As we rode the cart down to ground level, I couldn't stop myself from  smiling as I looked at Thatch, decked out in One Direction fan gear,  with Mila on his back. No man in his right mind would subject himself to  this willingly.

But Thatch wasn't a normal kind of guy.

He was different.

And I really liked his kind of different.





"Call on line one from Mr. Sanchez," Madeline buzzed in as I closed the  first-quarter financial statement for Hughes International. They were a  relatively new client, so I'd been scouring the details of their money  management and hiring expenses and comparing it to their investment  portfolio in an attempt to map out a new system of checks and balances.  They'd had a plan in place, but they obviously hadn't been making  optimal financial decisions for a while. In fact, the best one they'd  made was paying me to get them back on track.

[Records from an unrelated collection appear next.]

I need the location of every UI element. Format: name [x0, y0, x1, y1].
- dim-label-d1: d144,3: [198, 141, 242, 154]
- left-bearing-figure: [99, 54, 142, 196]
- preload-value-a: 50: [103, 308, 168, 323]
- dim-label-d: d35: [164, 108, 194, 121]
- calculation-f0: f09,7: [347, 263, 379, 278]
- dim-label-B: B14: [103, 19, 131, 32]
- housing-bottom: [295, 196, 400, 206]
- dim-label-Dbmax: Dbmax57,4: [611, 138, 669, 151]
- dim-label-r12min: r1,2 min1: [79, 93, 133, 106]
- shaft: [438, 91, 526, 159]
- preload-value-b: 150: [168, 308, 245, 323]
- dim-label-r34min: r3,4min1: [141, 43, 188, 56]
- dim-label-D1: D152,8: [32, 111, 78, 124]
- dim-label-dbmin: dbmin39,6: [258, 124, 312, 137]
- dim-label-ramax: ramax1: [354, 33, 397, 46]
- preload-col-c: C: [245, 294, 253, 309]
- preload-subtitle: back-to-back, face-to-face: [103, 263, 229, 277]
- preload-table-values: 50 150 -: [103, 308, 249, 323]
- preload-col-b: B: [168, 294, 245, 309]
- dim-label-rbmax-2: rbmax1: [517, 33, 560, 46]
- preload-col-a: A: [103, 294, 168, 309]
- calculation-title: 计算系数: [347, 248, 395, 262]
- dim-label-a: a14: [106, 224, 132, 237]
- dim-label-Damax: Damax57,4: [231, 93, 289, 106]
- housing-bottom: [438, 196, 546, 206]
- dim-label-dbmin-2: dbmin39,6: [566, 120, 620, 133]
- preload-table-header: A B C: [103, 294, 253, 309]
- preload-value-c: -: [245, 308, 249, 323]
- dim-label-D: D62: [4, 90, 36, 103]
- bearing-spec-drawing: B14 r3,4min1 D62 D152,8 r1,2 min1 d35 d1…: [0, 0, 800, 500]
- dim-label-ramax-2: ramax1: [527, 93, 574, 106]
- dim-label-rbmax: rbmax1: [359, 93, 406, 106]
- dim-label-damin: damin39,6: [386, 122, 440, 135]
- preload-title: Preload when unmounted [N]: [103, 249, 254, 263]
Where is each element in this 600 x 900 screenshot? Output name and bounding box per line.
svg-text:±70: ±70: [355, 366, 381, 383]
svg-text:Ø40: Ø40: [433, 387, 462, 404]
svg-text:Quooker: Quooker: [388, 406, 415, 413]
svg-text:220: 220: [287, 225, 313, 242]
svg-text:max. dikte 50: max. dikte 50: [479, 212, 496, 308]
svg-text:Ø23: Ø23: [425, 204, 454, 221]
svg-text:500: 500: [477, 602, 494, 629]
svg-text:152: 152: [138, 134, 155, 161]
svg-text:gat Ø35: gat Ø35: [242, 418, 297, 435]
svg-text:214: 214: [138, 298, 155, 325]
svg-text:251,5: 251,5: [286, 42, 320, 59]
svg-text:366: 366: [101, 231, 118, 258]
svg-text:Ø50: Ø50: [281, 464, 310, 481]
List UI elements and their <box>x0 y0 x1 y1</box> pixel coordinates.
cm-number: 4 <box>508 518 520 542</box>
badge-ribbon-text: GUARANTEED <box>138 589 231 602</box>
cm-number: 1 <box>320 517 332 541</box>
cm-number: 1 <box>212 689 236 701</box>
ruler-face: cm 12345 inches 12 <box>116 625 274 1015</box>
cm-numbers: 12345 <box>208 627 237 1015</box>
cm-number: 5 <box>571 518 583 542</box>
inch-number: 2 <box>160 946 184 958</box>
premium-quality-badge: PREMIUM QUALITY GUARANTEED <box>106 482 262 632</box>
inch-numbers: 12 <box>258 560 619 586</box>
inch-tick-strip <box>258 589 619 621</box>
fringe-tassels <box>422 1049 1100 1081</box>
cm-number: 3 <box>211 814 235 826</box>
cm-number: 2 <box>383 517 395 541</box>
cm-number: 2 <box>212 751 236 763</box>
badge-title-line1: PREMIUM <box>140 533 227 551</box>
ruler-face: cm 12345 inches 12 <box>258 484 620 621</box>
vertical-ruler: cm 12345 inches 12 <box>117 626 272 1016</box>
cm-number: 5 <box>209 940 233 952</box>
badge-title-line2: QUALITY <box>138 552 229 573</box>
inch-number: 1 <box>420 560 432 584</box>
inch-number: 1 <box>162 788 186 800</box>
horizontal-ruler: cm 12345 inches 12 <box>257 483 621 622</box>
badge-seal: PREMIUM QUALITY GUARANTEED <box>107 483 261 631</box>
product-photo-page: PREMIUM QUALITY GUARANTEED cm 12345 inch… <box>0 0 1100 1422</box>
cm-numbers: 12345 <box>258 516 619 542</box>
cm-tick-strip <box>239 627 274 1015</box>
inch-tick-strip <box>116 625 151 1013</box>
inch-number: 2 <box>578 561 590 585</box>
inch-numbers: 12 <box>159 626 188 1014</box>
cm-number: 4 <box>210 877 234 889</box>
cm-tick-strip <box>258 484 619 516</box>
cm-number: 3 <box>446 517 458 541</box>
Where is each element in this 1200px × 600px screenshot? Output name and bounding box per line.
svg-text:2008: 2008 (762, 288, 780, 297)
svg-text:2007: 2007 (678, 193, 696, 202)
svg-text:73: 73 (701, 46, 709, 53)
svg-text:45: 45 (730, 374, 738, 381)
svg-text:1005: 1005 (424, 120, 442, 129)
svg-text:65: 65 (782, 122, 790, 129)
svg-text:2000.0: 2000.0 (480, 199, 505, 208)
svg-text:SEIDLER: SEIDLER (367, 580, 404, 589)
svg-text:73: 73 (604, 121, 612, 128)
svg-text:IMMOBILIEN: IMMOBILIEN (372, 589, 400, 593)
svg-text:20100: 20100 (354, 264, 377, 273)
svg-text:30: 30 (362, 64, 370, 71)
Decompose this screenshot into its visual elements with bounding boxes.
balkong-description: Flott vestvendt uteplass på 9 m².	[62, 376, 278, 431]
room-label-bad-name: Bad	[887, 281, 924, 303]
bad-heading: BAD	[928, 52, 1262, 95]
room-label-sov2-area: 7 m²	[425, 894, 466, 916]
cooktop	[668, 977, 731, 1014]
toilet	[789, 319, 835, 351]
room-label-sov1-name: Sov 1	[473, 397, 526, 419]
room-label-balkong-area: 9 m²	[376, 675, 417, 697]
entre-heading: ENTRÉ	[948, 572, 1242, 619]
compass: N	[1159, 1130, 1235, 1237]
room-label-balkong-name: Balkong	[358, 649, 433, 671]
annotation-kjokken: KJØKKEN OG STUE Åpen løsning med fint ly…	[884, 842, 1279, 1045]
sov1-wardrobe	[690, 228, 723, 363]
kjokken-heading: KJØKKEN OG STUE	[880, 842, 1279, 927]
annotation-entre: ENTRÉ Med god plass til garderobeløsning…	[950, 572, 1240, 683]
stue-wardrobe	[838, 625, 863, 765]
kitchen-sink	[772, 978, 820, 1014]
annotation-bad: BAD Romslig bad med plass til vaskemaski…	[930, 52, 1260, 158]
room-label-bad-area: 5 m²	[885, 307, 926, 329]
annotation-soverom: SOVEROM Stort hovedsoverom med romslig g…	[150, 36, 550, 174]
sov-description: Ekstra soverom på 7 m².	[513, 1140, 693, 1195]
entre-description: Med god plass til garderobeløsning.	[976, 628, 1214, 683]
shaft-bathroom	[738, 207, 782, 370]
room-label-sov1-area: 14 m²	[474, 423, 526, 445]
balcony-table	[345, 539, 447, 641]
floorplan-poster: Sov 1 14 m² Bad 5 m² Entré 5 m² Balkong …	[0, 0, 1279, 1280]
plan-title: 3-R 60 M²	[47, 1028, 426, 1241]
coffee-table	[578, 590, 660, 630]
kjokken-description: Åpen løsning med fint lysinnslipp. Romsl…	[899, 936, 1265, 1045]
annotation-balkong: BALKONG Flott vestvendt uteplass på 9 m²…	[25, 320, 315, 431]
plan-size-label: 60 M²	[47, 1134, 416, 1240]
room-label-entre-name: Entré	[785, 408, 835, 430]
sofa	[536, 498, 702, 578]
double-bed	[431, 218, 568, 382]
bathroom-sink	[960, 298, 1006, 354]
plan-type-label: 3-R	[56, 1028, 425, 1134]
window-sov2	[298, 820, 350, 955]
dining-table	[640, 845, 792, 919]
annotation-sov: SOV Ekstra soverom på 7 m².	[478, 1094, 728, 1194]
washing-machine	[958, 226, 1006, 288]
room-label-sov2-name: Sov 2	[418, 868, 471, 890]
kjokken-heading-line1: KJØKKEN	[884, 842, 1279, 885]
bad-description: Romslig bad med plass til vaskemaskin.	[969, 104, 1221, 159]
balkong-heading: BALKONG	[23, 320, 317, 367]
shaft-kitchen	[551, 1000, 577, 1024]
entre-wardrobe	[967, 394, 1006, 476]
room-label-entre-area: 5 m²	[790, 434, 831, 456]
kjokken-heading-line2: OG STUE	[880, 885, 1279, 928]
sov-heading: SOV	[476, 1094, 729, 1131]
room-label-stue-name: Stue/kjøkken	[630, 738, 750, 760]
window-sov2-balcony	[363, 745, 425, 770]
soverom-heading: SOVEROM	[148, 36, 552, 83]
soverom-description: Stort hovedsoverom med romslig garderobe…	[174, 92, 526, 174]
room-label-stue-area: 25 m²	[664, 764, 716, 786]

"Thanks, Mad," I responded after saving my spreadsheet. I kept backups  for backups, but I wasn't particularly keen on having even a chance of  losing weeks' worth of work.

"Hey, Carl," I greeted one of my longtime clients as I clicked on to the line. "What can I do for you?"

"In a hurry to get me off the phone, Thatch?" he greeted, his voice amused.

"No way. Just a man with many tasks and know you're the same. I also  have a feeling you're calling to invite me on an all-expenses-paid  vacation, and the sooner I get off the phone with you, the sooner I can  get a tan in the Southern California sun."

He laughed and I smiled and rubbed at the edge of my desk. He started  talking about a new plant in Encino and all of the questions they had  about what that kind of long-term investment would do to their long-term  financial goals, so I picked up a pen and doodled on the edge of my  calendar as he ran through the particulars.

Squiggles turned into a sun, and before I knew it, a stick woman with a  fantastic rack appeared with a bouquet of roses next to her. I scribbled  it out and dropped the pen before I ended up dropping Carl's  financially motivated ball.

"I know it's short notice, but I've got the projections team creating a  mock plan, and this is the only date our contractor can walk the  property for the next six months."

"When did you say you needed me there again?" I asked, knowing I hadn't been paying enough attention to hear it the first time.

"Tomorrow. I went ahead and put a hold on a ticket for you out of JFK at  noon, but I can have Ashley change it if that doesn't work for you. We  walk the plant on Thursday morning."

I glanced back at my scratched out doodle and the clock on the wall.  Just about twenty-four hours away. The trip actually sounded like a nice  reprieve from my uncharacteristically empty apartment.

I'd lived there alone for nearly seven years, and now, two days without  Cassie while she was on a shoot in Las Vegas, and the place seemed  hollow. We'd transitioned into a different place in our relationship  sometime during the last week, coexisting in the same apartment so  naturally, it was almost scary.

Our mornings always started with a cup of coffee together, after an  initial superficial battle over having woken her up, and our nights  ended with Cass cuddled inside my arms whether we were watching TV or  catching our breath after orgasms-or both. We filled the time in between  with frequent texts and phone calls and making plans for dinner or  something to do for the evening.

Cass had even taken it upon herself to pick up my dry cleaning on Monday  afternoons, and I'd found myself in the checkout line at the grocery  store with a cart full of random, girly bullshit that she'd added to our  list more than once.

Sure, we still pushed at each other with pranks and surprises, but I was  really fucking enjoying it. It made things interesting, and I couldn't  seem to get enough.

We'd even started a little joint prank of our own, texting Kline from  her number with the same kind of bullshit subscription messages she'd  sent me what seemed like a lifetime ago. She was seriously gifted at  coming up with different shit to say, and when I found out over dinner  one night that Kline didn't know her new number yet, the opportunity to  mess with him was too good to pass up.

"I'll be there. I'll expect donuts and coffee on Thursday morning, though. No industrial tour is acceptable without them."